KEMBALI AKU MENGABDI

KEMBALI AKU MENGABDI
Oleh: Najmudin Aljuhri


Antara diterima dan tidak dengan kalimat terbata-bata, aku sampaikan niat baik dan tulusku untuk kembali mengabdi. Dengan senang hati, Alhamdulillah ucap Pak Kyai.
Pun aku senang bahwa ternyata hati Pak Kyai tidak sejauh yang aku bayangkan. Apakah kebencian dan kemarahan akan selamanya ternyata tidak. Itu dimaknai sebagai “ memberikan pelajaran dan warning dari sang Bapak kepada anaknya. Kemarahan dan kebencian adalah obat dan rasa kasih sayang yang tidak akan pernah terlupakan.
Seperti biasa aku mulai beraktivitas. Pengajaran dan Pendidikan aku tanamkan kepada anak-anak. Se-pengetahuan dan se-pengalaman serta kemampuan – selama 5 tahun lamanya aku berikan kepada anak-anak walaupun belum secara utuh. Lima tahun lamanya materi yang telah disampaikan oleh Asatidz nyaris lupa. Setelah kupahami, sebuah keheranan membayangiku. Dengan sendirinya, dengan singkat dipelajari, terpahami. Yang dulu ketika menjadi siswa bisa dikata belum faham sama sekali tapi di saat hendak mengajar materi sedikit banyak terkuasai.

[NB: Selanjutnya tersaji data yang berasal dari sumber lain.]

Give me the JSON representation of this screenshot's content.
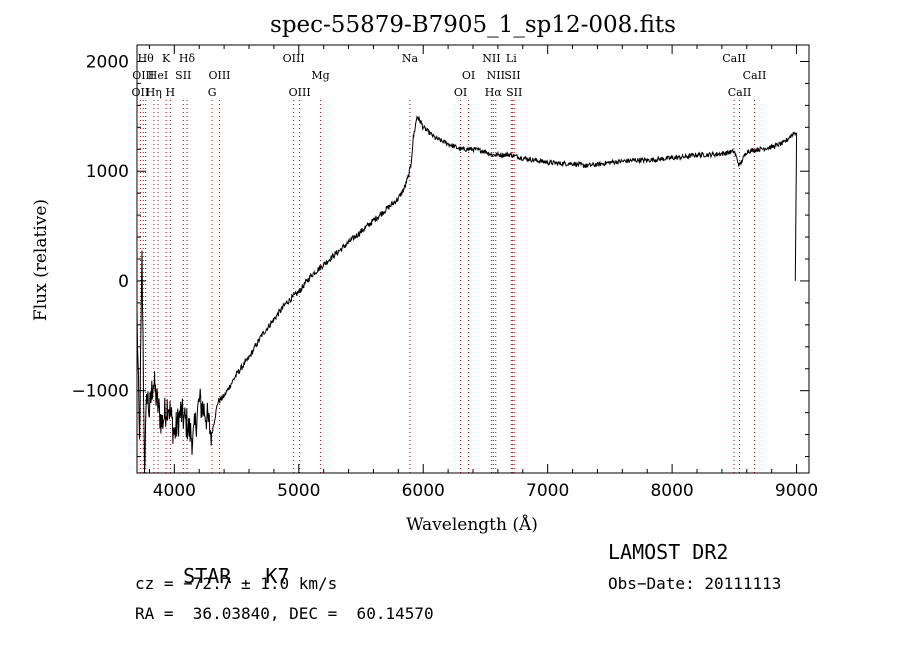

Namun di tengah perjalanan pengabdian – lagi lagi peristiwa mengecewakan kembali terulang. Yang saat itu bermaksud mengejar sunah Rasul – kandas ditelan sejarah. Hanya karena Hawa, aku terima selembar surat dari Pak Kyai untuk tidak mengabdi. Ya..bagaimanapun aku tetap salah. Cukup kesedihan ini disave dalam file hati. Rasanya tidak mesti aku ceritakan rasa sedih kepada siapapun. Namun yang aku sedihkan kenapa cita-citaku ingin memperbaiki sejarah, tidak pernah terjawab. Mengecewakan, mengecewakan dan mengecewakan seakan tidak pernah terhenti. Pak Kyai, maafkan anakmu ini…! Dari sekian jumlah anak anakmu yang ada – mungkin aku adalah anak yang paling bandel, nakal dan pembangkang. Tapi sebenarnya tidak ada niatan sedikitpun untuk melakukan itu. Terus apa? Entah aku tidak tahu.
Kembali aku pergi ke sebuah kota seakan tanpa dapat ridho dari sang guru. Diridhoi ataupun tidak, harus gimana lagi. Karena ini sudah terjadi. Penyesalan tidak harus disesalkan sekalipun menyesal. Aku tidak ingin berlarut dalam penyesalan. Tapi merasa berdosa itu sudah pasti.
Madani Home Care, tempat rehabilitasi adalah tempat aku bersinggah pasca peristiwa itu. Jakarta bukan kejam tapi kenapa aku tidak bisa membunuh kejamnya Jakarta. Kebutuhan sehari-hari di kota Jakarta tidak cukup dari hasil pekerjaanku sebagai counseling. Justru yang ada hanyalah sisa sisa yang harus dibayar. Hanya bertahan tiga bulan aku harus pergi ke tempat yang berbeda sekalipun belum ada pilihan tempat yang dituju.
Telepon berdering dan aku angkat. Naj, ditunggu di Cipanas, di pondok Alfarhan, ucap Kanda Unro.  Meluncur ke ujung utara yang sebelumnya tidak pernah aku injakan kaki di sana. Bersilaturrahmi menjadi awal pencarian penenangan bathin kembali.